Fig. 5: Cdk1 mediates phosphorylation of DAB2IP on its Thr531 and Thr546 sites in mitosis.

A Thymidine-synchronized PC3 cells were released into normal medium containing nocodazole (50 ng/ml) and harvested at the indicated time points after release. The expression of DAB2IP, Cdc27, cyclin B1, securin, and phosphorylation of histone 3 on Ser10 were determined by using immunoblotting. B Mitotically arrested PC3 cells were released for cell cycle reentry and harvested at the indicated time points after release. The expression of DAB2IP, Cdc27, cyclin B1, securin, and phosphorylation of histone 3 on Ser10 were determined by using immunoblotting. C Mitotically arrested (nocodazole- or paclitaxel-induced) and asynchronous PC3 cells lysates were treated with or without λ-PPase. The expression pattern of DAB2IP was presented by using immunoblotting. D DAB2IP-proficent PC3 and C4-2 D2 cells were transfected with siRNA against Cdk1 or control siRNA, and 24 h after transfection, cells were treated with nocodazole for an additional 16 h.
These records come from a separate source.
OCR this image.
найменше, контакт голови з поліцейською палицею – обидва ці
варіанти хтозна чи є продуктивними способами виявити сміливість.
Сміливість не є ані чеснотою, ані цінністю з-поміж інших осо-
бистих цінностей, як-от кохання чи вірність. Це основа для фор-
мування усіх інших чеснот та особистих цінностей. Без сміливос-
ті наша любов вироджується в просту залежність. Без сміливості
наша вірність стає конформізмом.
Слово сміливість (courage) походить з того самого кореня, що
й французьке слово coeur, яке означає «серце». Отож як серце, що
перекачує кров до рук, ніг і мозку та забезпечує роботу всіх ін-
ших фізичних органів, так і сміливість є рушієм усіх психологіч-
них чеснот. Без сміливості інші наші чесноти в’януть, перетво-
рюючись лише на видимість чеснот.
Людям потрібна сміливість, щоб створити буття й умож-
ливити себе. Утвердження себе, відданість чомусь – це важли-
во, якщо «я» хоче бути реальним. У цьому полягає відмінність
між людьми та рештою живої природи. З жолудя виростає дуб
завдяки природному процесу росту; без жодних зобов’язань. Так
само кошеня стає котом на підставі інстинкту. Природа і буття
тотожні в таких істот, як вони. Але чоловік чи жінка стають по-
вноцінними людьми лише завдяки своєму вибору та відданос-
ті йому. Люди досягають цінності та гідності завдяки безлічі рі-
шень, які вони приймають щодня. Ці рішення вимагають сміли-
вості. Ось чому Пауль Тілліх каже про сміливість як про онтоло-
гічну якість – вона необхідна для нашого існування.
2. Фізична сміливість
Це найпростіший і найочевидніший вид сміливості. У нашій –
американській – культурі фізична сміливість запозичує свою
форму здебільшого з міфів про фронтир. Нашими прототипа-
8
The expression of DAB2IP, Cdk1, cyclin B1 and Actin in mitotically arrested and asynchronous cells was determined by immunoblotting. E Sequence alignment of the DAB2IP proteins from different species (Homo sapiens, Mus musculus, Rattus norvegicus, Pan troglodytes, and Canis lupus) around Thr531 and Thr546. F Flag-tagged wild-type DAB2IP, DAB2IP T531A, DAB2IP T546A, DAB2IP 2A (T531A/T546A) and empty vector were expressed in HeLa cells, and HeLa cells were synchronized by nocodazole. The wild-type form of DAB2IP and different mutants were immunoprecipitated by anti-Flag (M2) antibody from mitotically arrested cell lysates. Phosphorylations on DAB2IP and its mutants were detected by immunoblotting using an antibody that recognizes Cdk targeting TP motifs (p-TP). The expression of Flag-tagged protein was also determined. G Flag-tagged wild-type DAB2IP, DAB2IP 2A (T531A/T546A) and empty vector were expressed in HeLa cells, and HeLa cells were synchronized by nocodazole. The wild-type form of DAB2IP and the 2A mutant were immunoprecipitated by anti-Flag (M2) antibody from mitotically arrested cells lysates. The phosphorylation of DAB2IP on its Thr531 site and the expression of DAB2IP were detected.